Considering that the current chkdsk is actually capable of causing massive logical damage , Microsoft has a LONG way to go to make it function as intended.
chkdsk is a standalone app. Can I use v8 on my v7 OS?
You must spend more time actually working with non-Windows systems. Multiple filesystems, most free, some commercial have been doing these sorts of things, and more for YEARS.
Pain is merely failure leaving the body
Considering that the current chkdsk is actually capable of causing massive logical damage , Microsoft has a LONG way to go to make it function as intended.
You mean it's suspected of causing additional damage in a couple of comments.
It's very possible that there are long standing bugs. It's also possible that it just tried very hard on a hopelessly borked drive and failed.
If anyone wants an example of why RAID should always have a backup solution and not just and/or solution. Please check http://dslreports.com/ , as they just recovered from a powerloss at nac.net which took their entire array system with it, and fudged 2 years worth of data, which had to be sent off for recovery. That was on April16th, the site is just starting to come back up in the last two days.

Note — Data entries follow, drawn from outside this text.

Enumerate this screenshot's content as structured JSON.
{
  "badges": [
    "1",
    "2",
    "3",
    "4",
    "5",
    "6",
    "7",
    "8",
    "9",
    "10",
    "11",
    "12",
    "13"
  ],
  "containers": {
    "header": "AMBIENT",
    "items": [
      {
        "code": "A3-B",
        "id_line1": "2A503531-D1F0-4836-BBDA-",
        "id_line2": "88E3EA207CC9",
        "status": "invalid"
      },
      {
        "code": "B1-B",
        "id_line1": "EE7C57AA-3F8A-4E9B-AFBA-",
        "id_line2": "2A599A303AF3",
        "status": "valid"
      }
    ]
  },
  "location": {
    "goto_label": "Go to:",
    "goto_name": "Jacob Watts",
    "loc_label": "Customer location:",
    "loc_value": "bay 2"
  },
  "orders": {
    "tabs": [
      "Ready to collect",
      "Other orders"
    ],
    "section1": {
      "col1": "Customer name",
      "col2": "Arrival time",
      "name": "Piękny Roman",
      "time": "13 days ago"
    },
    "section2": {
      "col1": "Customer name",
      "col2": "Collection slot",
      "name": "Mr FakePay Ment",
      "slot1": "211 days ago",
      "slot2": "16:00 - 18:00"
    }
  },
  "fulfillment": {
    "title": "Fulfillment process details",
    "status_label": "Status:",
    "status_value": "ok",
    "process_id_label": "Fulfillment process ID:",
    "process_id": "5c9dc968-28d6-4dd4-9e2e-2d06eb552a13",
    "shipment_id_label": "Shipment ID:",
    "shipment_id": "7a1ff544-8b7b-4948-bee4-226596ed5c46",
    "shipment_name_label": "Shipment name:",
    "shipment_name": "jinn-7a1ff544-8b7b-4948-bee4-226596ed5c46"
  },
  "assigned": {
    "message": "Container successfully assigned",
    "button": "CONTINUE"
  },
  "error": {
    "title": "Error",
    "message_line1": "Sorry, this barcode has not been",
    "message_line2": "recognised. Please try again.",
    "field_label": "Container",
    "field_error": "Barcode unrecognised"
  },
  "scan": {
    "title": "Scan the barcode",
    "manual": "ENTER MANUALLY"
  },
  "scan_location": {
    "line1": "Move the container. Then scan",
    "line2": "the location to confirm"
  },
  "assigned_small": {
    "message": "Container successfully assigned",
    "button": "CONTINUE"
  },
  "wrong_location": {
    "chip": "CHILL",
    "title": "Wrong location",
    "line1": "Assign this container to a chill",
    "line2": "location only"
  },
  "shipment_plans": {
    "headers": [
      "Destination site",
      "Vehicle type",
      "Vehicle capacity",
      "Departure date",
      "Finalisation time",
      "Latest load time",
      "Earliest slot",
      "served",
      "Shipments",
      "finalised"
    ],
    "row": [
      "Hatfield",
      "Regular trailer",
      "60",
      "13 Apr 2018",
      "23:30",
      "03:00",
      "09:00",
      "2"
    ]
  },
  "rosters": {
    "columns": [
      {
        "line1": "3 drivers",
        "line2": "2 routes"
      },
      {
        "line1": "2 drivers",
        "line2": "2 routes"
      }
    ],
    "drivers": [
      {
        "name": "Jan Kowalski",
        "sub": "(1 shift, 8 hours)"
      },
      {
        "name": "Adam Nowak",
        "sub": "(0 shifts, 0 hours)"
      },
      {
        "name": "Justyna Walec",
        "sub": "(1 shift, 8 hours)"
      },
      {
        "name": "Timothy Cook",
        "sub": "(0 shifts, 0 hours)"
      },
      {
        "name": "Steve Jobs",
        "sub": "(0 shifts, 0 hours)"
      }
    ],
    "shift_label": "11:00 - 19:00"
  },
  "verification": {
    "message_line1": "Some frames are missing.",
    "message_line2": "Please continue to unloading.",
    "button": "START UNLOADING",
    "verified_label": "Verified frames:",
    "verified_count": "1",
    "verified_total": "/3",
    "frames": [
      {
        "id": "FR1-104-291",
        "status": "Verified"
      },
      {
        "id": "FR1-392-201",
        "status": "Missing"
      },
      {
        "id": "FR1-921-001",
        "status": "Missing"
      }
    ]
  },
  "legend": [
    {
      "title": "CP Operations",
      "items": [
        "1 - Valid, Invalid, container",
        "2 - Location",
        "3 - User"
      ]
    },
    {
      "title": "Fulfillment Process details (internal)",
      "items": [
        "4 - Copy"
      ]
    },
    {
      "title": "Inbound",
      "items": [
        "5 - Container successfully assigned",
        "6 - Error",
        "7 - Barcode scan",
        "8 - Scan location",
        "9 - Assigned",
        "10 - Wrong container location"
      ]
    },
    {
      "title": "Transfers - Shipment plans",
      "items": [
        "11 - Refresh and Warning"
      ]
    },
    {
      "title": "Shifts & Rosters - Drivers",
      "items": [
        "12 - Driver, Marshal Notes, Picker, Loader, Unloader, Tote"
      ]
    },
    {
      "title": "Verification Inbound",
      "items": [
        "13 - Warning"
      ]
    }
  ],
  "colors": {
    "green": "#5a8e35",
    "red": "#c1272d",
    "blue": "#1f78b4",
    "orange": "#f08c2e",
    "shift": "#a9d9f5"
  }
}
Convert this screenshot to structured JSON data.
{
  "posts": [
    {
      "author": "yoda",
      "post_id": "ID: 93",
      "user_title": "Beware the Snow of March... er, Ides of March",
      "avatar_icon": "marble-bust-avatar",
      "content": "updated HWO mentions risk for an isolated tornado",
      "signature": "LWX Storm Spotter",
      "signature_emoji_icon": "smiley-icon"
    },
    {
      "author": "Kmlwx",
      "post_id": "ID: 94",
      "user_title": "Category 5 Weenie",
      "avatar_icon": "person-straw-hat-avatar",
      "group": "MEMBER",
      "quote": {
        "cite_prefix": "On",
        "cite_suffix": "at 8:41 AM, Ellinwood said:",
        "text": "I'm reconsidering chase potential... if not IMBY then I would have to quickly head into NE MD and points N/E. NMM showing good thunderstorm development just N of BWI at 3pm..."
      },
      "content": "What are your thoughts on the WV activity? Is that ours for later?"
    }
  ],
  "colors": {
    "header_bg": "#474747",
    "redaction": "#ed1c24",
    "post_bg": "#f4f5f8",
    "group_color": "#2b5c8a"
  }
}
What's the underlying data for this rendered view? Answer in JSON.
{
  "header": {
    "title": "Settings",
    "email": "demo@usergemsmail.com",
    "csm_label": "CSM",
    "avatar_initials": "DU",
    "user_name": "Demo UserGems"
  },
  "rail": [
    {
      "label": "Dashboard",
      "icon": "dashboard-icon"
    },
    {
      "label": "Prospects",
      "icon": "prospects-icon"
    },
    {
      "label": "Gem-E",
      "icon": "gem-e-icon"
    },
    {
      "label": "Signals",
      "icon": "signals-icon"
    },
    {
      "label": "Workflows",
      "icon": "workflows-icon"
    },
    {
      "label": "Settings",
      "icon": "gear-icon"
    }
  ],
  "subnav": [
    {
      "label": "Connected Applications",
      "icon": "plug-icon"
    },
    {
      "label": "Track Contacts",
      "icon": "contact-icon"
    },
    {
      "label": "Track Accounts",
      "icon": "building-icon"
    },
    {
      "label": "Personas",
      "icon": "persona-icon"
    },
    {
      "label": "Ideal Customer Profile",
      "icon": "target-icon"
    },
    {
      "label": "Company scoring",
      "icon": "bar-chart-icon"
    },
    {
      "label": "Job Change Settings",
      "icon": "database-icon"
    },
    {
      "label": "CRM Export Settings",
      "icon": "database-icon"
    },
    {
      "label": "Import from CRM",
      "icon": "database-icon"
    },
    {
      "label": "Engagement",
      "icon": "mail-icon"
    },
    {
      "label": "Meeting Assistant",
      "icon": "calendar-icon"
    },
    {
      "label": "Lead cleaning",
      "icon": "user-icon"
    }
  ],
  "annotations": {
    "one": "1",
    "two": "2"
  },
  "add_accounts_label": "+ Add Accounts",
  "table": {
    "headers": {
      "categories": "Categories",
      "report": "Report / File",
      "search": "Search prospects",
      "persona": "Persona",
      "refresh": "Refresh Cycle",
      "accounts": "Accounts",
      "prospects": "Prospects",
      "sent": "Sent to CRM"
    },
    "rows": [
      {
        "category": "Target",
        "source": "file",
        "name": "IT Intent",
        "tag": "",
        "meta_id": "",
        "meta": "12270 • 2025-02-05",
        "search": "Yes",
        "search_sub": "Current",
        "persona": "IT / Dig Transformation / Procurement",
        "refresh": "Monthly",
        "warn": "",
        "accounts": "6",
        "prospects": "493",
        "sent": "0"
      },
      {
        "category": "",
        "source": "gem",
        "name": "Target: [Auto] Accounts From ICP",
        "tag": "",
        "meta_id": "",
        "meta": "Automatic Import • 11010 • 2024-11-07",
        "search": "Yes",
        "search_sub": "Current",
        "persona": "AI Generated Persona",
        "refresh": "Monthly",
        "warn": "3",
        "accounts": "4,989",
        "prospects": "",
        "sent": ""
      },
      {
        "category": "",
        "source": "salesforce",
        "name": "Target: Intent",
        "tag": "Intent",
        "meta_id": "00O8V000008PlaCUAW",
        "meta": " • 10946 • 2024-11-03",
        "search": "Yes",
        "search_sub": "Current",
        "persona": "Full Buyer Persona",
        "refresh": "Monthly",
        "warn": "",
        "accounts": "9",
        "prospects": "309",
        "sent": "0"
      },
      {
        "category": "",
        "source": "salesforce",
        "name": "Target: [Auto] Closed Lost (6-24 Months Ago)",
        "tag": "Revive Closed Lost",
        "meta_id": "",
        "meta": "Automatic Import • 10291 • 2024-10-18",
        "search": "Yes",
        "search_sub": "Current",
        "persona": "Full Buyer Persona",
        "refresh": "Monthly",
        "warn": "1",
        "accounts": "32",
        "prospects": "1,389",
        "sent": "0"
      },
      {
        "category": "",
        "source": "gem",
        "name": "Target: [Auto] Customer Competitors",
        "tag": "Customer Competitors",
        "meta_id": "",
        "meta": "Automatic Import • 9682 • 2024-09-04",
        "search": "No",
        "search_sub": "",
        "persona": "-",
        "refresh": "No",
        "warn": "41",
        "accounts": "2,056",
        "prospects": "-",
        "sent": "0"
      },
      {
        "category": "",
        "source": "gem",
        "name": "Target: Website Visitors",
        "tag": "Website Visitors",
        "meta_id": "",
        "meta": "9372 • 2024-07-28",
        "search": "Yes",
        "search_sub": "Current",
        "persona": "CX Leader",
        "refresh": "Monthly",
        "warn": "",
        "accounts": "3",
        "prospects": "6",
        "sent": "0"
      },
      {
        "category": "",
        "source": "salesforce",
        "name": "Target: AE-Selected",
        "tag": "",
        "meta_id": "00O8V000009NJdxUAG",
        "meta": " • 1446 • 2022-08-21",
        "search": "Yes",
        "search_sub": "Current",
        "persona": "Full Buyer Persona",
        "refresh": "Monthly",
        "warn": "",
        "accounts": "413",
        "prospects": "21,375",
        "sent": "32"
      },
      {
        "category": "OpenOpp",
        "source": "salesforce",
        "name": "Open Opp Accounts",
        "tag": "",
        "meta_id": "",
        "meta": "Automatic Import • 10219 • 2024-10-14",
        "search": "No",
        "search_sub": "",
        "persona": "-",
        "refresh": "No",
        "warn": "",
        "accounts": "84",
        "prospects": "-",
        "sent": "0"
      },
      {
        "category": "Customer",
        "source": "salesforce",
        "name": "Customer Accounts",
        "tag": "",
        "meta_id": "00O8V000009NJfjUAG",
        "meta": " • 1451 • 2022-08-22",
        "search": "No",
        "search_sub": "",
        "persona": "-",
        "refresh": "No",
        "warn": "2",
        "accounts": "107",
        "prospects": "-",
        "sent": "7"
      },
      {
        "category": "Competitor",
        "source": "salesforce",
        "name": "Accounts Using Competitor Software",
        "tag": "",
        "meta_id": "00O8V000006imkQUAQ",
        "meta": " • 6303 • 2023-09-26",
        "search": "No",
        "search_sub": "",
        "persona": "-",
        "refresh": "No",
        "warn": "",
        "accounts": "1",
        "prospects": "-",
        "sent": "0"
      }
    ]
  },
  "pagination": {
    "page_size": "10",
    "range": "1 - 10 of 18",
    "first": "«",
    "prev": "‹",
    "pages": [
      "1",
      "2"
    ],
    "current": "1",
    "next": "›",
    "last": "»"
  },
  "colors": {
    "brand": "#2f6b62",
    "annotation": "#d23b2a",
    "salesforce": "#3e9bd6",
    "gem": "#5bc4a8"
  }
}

Some info here: https://docs.google.com/document/d/1kll86bDn_MgWoo6Ja7oHo_yvI0SCqggEvNWwPWIcrHY/edit?pli=1
Om, nomnomnom...
Because there is basically no point to it. The point of indexing is that rotational media has substantial access time penalties for fetching various info from random locations on the drive. By indexing it, you place all that metadata in one place so you can get a sequential read.
But with an SSD, there is not a substantial difference between random and sequential reads, and no significant penalty, so the indexing is not terribly useful. Additionally, indexing means more writes as well as increased background reads, which not only impacts performance (for little gain) but also wears out the drive.
Ditto for defragmenting; in fact defragging and indexing attack the same core problem, but from different angles, which is why neither is necessary on an SSD.
The number 1 feature I want in current filesystems is block-level checksums.
I've had to perform data recovery for a number of people recently (yes, backups help, but sometimes having them just 24 hours out of date means there are advantages to attempting to recover the data off the failed or failing drive or array)
Now, using a combination of tools I've been able to get the faulty drive to give me back data, but I've got no way whatsoever of knowing if the data it's given back to me is actually the data that was stored on it in the first place.
Having end-to-end checksums would easily allow me to assign a confidence level to data recovery procedures, letting me know that the data I have retrieved is what was stored - it would also allow better control over operations like fsck or chkdsk if the blocks that hold metadata are also checksummed, that way it would be possible to tell if a block has been randomly corrupted somehow, or if it's stored as intended.